Monsieur le ministre, quand on vous écoute, vous semblez ne pas savoir que vous donnez vous-même les raisons pour lesquelles des Burkinabè se méfient des Koglwéogo, ces forces d’autodéfense qui se constituent librement sur l’ensemble du territoire national. A moins que vous ne dites le contraire par rapport « aux conditions » que vous avez mises en place pour composer ces forces dans les arrondissements, les communes et les villages.
Justement Monsieur le ministre d’Etat, c’est parce qu’il n’y aura pas de rails pour qu’on y mette les Koglwéogo que des Burkinabè s’en méfient. L’histoire est assez récente. L’incivisme est si ambiant, l’autorité de l’Etat est si absente que d’autres forces, nées en dehors du reste de ce qui reste encore comme autorité, peuvent constituer un véritable danger pour la stabilité des institutions. Si vous n’y croyez pas, interrogeons l’histoire et laissons la réponse au futur.

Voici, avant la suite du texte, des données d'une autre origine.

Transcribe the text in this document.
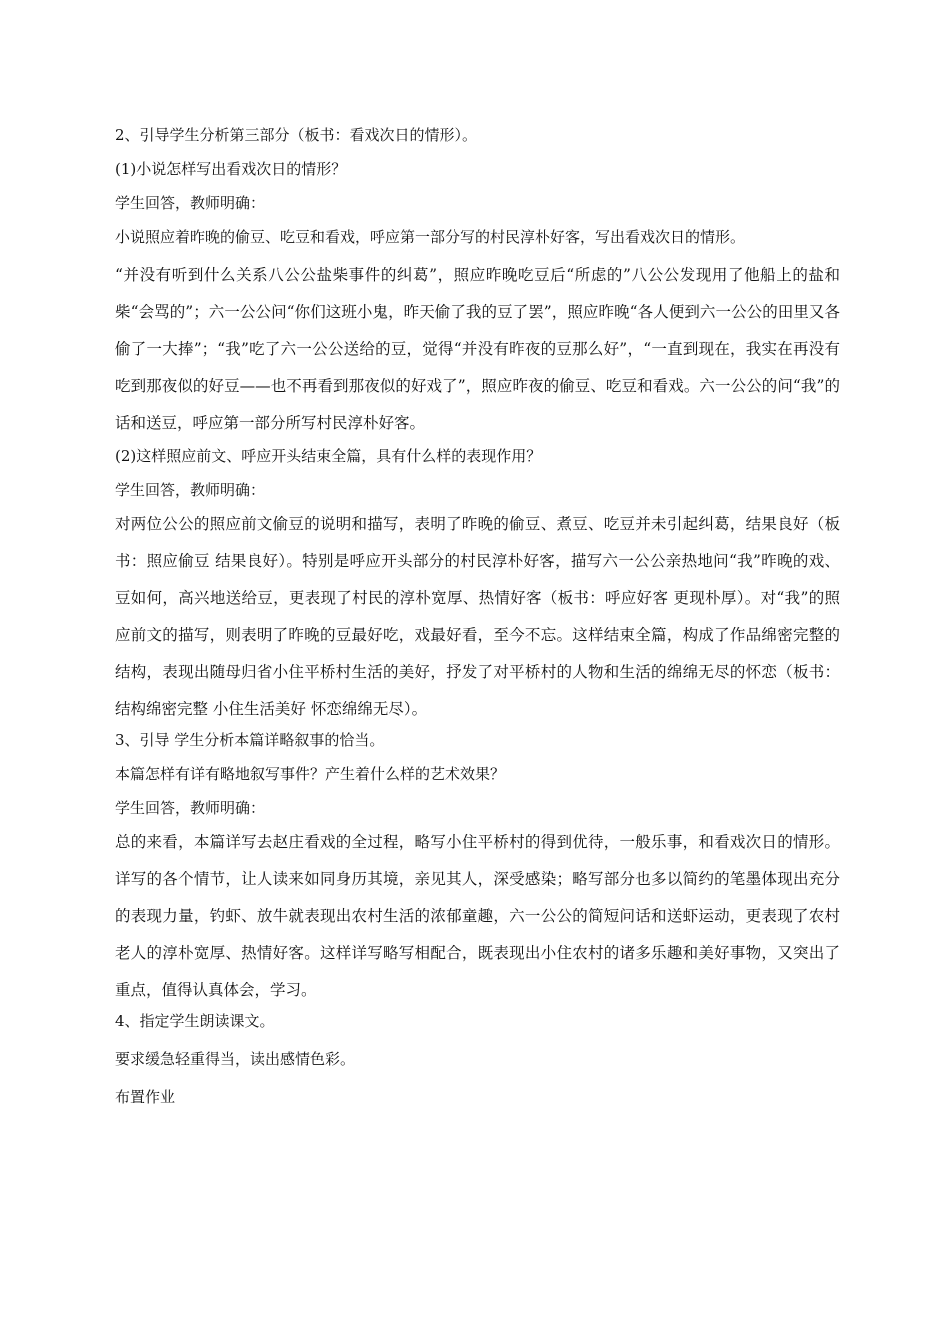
2、引导学生分析第三部分（板书：看戏次日的情形）。

(1)小说怎样写出看戏次日的情形？

学生回答，教师明确：

小说照应着昨晚的偷豆、吃豆和看戏，呼应第一部分写的村民淳朴好客，写出看戏次日的情形。

“并没有听到什么关系八公公盐柴事件的纠葛”，照应昨晚吃豆后“所虑的”八公公发现用了他船上的盐和柴“会骂的”；六一公公问“你们这班小鬼，昨天偷了我的豆了罢”，照应昨晚“各人便到六一公公的田里又各偷了一大捧”；“我”吃了六一公公送给的豆，觉得“并没有昨夜的豆那么好”，“一直到现在，我实在再没有吃到那夜似的好豆——也不再看到那夜似的好戏了”，照应昨夜的偷豆、吃豆和看戏。六一公公的问“我”的话和送豆，呼应第一部分所写村民淳朴好客。

(2)这样照应前文、呼应开头结束全篇，具有什么样的表现作用？

学生回答，教师明确：

对两位公公的照应前文偷豆的说明和描写，表明了昨晚的偷豆、煮豆、吃豆并未引起纠葛，结果良好（板书：照应偷豆 结果良好）。特别是呼应开头部分的村民淳朴好客，描写六一公公亲热地问“我”昨晚的戏、豆如何，高兴地送给豆，更表现了村民的淳朴宽厚、热情好客（板书：呼应好客 更现朴厚）。对“我”的照应前文的描写，则表明了昨晚的豆最好吃，戏最好看，至今不忘。这样结束全篇，构成了作品绵密完整的结构，表现出随母归省小住平桥村生活的美好，抒发了对平桥村的人物和生活的绵绵无尽的怀恋（板书：结构绵密完整 小住生活美好 怀恋绵绵无尽）。

3、引导 学生分析本篇详略叙事的恰当。

本篇怎样有详有略地叙写事件？产生着什么样的艺术效果？

学生回答，教师明确：

总的来看，本篇详写去赵庄看戏的全过程，略写小住平桥村的得到优待，一般乐事，和看戏次日的情形。详写的各个情节，让人读来如同身历其境，亲见其人，深受感染；略写部分也多以简约的笔墨体现出充分的表现力量，钓虾、放牛就表现出农村生活的浓郁童趣，六一公公的简短问话和送虾运动，更表现了农村老人的淳朴宽厚、热情好客。这样详写略写相配合，既表现出小住农村的诸多乐趣和美好事物，又突出了重点，值得认真体会，学习。

4、指定学生朗读课文。

要求缓急轻重得当，读出感情色彩。

布置作业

Vous dites bien que les Koglwéogo ne sont pas des officiers de police judiciaire ; ils ne sont pas non plus des magistrats. Quand ils arrêtent quelqu’un, ils doivent le remettre aux mains de la gendarmerie et de la police ». Bien ! S’ils ne sont ni policiers ni gendarmes, quel droit leur donnez-vous pour qu’ils arrêtent des gens dans les secteurs, villages et quartiers ? Ne pensez-vous pas justement qu’à ce niveau naissent déjà les règlements de comptes dans les secteurs, les villages et les quartiers ? Quelles sont les infractions pour lesquelles un Koglwéogo peut décider « d’arrêter » un citoyen et le remettre à la gendarmerie ou à la police ?
C’est entre autres, tout cela qu’il fallait définir avant de créer et de chercher « à mettre sur les rails » les Koglwéogo. Du reste, on attend le très prochain trophée de guerre de ces « Koglwéogo » qui nous divisent comme si on était à la veille de la tentative de révision d’un certain article 37. Même si les enjeux ne sont pas les mêmes.
Dans tous les cas, quand les Burkinabè hésitent, se méfient et craignent, il faut savoir analyser. C’est bien important pour la suite.